While on youtube yesterday, youtube reccommended me a Sonic Heroes TAS. I don't care much for Heroes, but TASs are always fun. Two comments struck me, though. It did make me think, yeah, the skyboxes of this era of Sonic games are something oddly charming. I've always preferred the mixture of vaguely realistic themes but surreal presentation that Sonic's setting normally has. These levels are clearly based on something real, yet clearly aren't, and I think the skyboxes honestly have something to do with that. Just look at these monolithic, backdrops: Spoiler Since Heroes has a severe case of "Rollercoaster 20 miles in the sky" syndrome with its levels, these backdrops have to be stretching for an absolutely unfathomable amount of distance. Like, Casino Park is over a city, but that city has to be ludicrously massive if the characters are so far that nearly everything in it looks flat. Likewise, the huge canyons of Rail Canyon or the lush greenery of Frog Forest just go on and on and on. The fucked up perspective inherent to these actually just being 2D images stretched over a sphere that isn't that far away from the characters only makes it look even stranger, but in a way I kinda adore. Once Sonic Team had the console power to actually render more distinct backgrounds with the PS360, this kind of stuff faded away, and I absolutely why--the actually modeled buildings of Rooftop Run for instance are more visually impressive--but I kinda love the surreal vibes this era brought us, where the level itself was this incoherent roller coaster suspended amidst a seemingly endless field of surreal landscape that resembles reality and yet is oddly uncanny. It's the 3D version of the way 2D sprite games are built, a distinct "playfield" and "background". Given that Heroes was an intentional throwback aesthetically, was that a factor as well? Okay, probably not lmao, but it's interesting to ponder I think. It's the low detail that ironically enough makes me wonder just WHAT is in that distance. Not being actually designed and rendered tickles the mind. Heroes isn't the only game with this obviously: Spoiler I wonder how these were made. Renders and highly edited stock photographs?

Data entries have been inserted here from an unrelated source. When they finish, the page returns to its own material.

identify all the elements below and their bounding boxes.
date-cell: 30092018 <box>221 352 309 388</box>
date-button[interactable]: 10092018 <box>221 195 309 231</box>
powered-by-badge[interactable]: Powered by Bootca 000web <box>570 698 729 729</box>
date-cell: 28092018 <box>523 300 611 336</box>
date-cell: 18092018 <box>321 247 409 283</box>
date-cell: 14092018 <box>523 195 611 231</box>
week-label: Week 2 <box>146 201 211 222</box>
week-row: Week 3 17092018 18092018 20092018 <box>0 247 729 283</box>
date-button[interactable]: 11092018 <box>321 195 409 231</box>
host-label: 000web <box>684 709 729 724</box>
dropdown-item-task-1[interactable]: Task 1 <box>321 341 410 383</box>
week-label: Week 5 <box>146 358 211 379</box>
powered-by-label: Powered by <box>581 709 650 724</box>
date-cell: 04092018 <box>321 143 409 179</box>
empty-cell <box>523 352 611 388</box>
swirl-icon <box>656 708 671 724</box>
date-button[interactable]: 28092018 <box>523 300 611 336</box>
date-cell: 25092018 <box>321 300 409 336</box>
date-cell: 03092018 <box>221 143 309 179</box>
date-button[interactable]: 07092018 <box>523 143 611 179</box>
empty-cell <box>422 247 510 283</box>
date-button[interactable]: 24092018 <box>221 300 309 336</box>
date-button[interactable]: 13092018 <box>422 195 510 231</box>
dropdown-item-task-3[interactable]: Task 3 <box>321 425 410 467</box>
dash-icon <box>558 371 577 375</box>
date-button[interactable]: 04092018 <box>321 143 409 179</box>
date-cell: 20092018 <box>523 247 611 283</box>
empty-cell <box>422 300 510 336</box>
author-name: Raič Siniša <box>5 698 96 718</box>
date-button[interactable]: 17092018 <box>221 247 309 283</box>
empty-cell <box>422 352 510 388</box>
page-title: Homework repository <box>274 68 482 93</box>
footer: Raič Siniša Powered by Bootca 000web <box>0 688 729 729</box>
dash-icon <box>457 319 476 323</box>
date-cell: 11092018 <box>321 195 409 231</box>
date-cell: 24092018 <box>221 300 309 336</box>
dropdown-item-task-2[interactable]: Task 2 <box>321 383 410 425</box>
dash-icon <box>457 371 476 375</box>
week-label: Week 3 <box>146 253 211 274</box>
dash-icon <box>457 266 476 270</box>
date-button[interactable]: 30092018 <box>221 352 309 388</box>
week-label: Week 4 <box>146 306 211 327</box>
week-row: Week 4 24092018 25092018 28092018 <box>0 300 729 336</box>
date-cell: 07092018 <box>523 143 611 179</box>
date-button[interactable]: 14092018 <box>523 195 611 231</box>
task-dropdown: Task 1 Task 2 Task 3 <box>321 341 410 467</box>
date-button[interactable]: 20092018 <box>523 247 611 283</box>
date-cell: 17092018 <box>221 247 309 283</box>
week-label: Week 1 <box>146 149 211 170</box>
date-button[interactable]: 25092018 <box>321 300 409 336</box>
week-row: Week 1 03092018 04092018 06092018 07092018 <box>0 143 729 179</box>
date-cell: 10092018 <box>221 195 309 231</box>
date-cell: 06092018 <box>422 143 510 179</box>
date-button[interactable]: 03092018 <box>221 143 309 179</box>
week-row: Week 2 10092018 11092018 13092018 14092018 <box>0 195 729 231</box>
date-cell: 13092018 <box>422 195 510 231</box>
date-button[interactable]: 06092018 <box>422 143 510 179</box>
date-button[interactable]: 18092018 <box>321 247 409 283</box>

This is very interesting because we had that very lengthy discussion about realism (or lack thereof) in the Adventure Era not too long ago, and it touched on some topics you're discussing here. It makes sense that the spatial separation between the playfield and the background woul be inspired in the 2D games! Since there's all sorts of concept art from Hiroshi Nishiyama for the games, I find it hard to imagine they just edited stock photos. That could very well be the casses, but I imagine aerial photos would be really hard to work with for these purposes due to perspective, no? This aren't educated guesses at all though! I have no idea how these things work.
I really like Windy Valley's background for this reason. It looks so beautiful, I get lost in its JPG glory starting at it.